Over the past few years, AI has been pervading the semiconductor industry by being integrated into chip and board design workflows and Electronic Design Automation (EDA) tools, which are used to design new SoCs. Early machine learning (ML) and reinforcement learning (RL) solutions have already delivered significant speed improvements in EDA workflows. More recently, generative AI has introduced “copilot-like” functionalities, while agentic AI solutions, such as Model Context Protocol (MCP)-based flows, are still in early stages of implementation. Despite this progress, key challenges persist that hinder AI from realizing its full potential in EDA. Current solutions are often fragmented across siloed tools, locked into closed ecosystems, and built on.

Limitations of Current AI Approaches in EDA

Unlocking AI’s full potential in EDA hinges on addressing fundamental limitations in both established and emerging approaches (see figure 1). Traditional ML/RL approaches follow a paradigm where task-specific models developed by vendors are deployed at customer sites. While some finetuning of customer data (e.g. for telemetry predictions) is possible, these models are typically managed as separate point tools, leading to version control issues, cumbersome management overhead, and a steep learning curve for users.

Generative AI approaches face similar constraints. The current approach primarily involves utilizing an off-the-shelf large language model (LLM) and fine-tuning it on a company’s internal, text-only documents, such as PDFs and manuals. These systems, sometimes augmented by a simple retrieval augmented generation (RAG) framework, are often general-purpose AI models not optimized for the unique demands of chip and board design. These limitations hinder seamless integration and restrict customization.

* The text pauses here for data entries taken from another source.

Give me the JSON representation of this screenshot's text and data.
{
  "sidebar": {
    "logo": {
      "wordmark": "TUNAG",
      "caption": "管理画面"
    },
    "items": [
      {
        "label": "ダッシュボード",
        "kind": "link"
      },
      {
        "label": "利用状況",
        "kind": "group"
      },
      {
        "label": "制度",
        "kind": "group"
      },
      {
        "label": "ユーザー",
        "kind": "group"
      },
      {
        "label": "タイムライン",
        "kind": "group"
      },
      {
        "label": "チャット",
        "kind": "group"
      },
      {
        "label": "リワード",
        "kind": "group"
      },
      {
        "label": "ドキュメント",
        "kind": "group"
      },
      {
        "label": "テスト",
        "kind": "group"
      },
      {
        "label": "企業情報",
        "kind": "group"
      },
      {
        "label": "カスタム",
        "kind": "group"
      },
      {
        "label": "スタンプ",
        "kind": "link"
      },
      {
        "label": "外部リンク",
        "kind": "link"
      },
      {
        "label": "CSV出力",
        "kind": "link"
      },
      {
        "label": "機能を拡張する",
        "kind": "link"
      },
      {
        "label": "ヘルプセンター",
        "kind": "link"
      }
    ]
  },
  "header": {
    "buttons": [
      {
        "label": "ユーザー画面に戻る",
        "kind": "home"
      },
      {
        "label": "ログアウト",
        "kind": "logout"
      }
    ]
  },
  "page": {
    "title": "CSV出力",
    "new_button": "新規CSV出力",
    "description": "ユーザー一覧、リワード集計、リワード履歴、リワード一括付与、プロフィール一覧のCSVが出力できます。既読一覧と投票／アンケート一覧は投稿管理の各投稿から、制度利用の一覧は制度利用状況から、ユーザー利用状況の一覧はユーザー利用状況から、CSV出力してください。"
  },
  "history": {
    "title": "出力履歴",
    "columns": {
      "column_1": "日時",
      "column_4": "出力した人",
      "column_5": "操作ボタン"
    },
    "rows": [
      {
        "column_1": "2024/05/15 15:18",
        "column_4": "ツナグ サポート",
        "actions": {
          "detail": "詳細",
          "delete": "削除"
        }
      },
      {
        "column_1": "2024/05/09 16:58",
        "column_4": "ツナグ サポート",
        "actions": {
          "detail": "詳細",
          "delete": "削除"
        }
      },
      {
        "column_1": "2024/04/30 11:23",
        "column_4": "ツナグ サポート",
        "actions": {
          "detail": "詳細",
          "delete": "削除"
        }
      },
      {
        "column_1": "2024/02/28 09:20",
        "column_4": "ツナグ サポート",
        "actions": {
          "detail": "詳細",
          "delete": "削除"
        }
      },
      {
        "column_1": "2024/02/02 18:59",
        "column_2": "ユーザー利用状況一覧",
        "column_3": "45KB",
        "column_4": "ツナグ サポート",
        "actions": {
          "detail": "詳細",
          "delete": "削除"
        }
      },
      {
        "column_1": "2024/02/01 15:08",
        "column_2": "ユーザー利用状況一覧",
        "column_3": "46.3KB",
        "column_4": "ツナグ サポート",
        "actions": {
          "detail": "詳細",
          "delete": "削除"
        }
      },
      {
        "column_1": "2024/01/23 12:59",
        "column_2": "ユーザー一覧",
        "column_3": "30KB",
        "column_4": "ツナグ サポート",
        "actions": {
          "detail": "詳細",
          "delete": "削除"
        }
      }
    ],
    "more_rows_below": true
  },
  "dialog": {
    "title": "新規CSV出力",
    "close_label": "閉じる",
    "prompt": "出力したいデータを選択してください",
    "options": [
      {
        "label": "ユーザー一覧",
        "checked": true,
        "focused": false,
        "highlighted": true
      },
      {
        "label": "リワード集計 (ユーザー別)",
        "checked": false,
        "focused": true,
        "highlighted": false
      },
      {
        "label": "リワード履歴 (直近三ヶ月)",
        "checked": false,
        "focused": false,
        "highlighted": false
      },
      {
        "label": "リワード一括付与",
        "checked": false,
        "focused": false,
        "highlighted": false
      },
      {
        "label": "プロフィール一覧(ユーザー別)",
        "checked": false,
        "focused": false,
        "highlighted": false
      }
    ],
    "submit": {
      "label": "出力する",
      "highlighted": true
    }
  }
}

A New Foundation for EDA AI Systems

This white paper examines these challenges and presents a comprehensive solution: an EDA AI system built on four foundational pillars - purpose-built for EDA, customizable, secure, and open. We introduce Siemens’ Fuse EDA AI System, which has been developed precisely to tackle the above challenges, and examine how such a system can fundamentally transform chip and board design, equipping engineers with generative and agentic AI capabilities that drive productivity and innovation across every stage of electronic design.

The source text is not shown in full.